Dia pertama mengenali saya di antara teman pemain PSM yang hadir di Jl. Abdullah Dg.Siruwa kediaman Mallawing, malam itu. Saya masih ingat saat itu, ada Ansar Abdullah (kiper PSM saat juara PSSI Perserikatan 1991/1992), seperti yang ada di foto ini. Abdi Tunggal mengenakan kopiah hitam dengan kemeja lengan pendek hitam.
Abdi Tunggal memang tidak mengikuti jejak teman-temannya yang lain seperti Syamsuddin Umar yang menjadi pelatih PSM, bahkan asisten pelatih tim nasional. Pada 2009 hingga 2015, ia diberi kepercayaan sebagai penasihat teknis PSM. Dalam rentang waktu itu, ia mendampingi enam pelatih kepala dari berbagai latar belakang dan karakter—mulai dari Hanafing, Tumpak Sihite, Robert Alberts, Petar Segrt, Jorg Steinburnner hingga Rudi Keltjes.
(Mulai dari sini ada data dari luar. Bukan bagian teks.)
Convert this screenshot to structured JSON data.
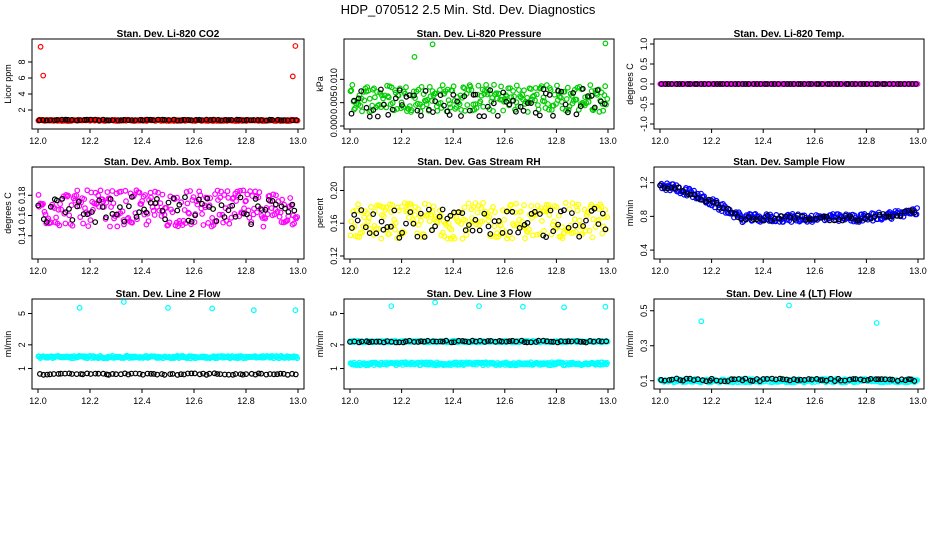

Tugasnya tidak kecil, menjadi urat nadi pembentukan suatu tim yang tangguh. Abdi Tunggal memberi masukan dalam perekrutan pemain, skema permainan, dan strategi bertanding.
“Keputusan akhir tetap milik pelatih kepala. Saya hanya memberi pandangan sebagai orang yang pernah bermain dan masih mencintai PSM,” Abdi mengakui seperti dilansir Herald.
Puncak kontribusinya terasa pada musim 2011, saat PSM memilih berjuang di Liga Primer Indonesia. Ketika itu, Abdi dipercaya menyusun kerangka skuad. Timnya menembus posisi dua klasemen sementara sebelum kompetisi terhenti akibat konflik dualisme PSSI.
“Pemain pilihan saya tampil bagus,” ucapnya dalam satu wawancara penuh kebanggaan.
Tapi seperti banyak kisah dalam sepak bola, suka dan duka berjalan beriringan. Ia pernah bersedih kala PSM terpuruk, baik prestasi maupun keuangan. Namun ia bertahan, demi Juku Eja.
Tak hanya di level senior, Abdi pun membina tunas muda PSM. Ia membawa tim junior PSM menjadi runner-up Habibie Cup, dan salah satu anak didiknya yang kemudian bersinar adalah striker andalan Andi Oddang.
Sahabatnya, Syamsuddin Umar, menggambarkan Abdi sebagai pribadi yang tegas, disiplin, dan memiliki solidaritas tinggi.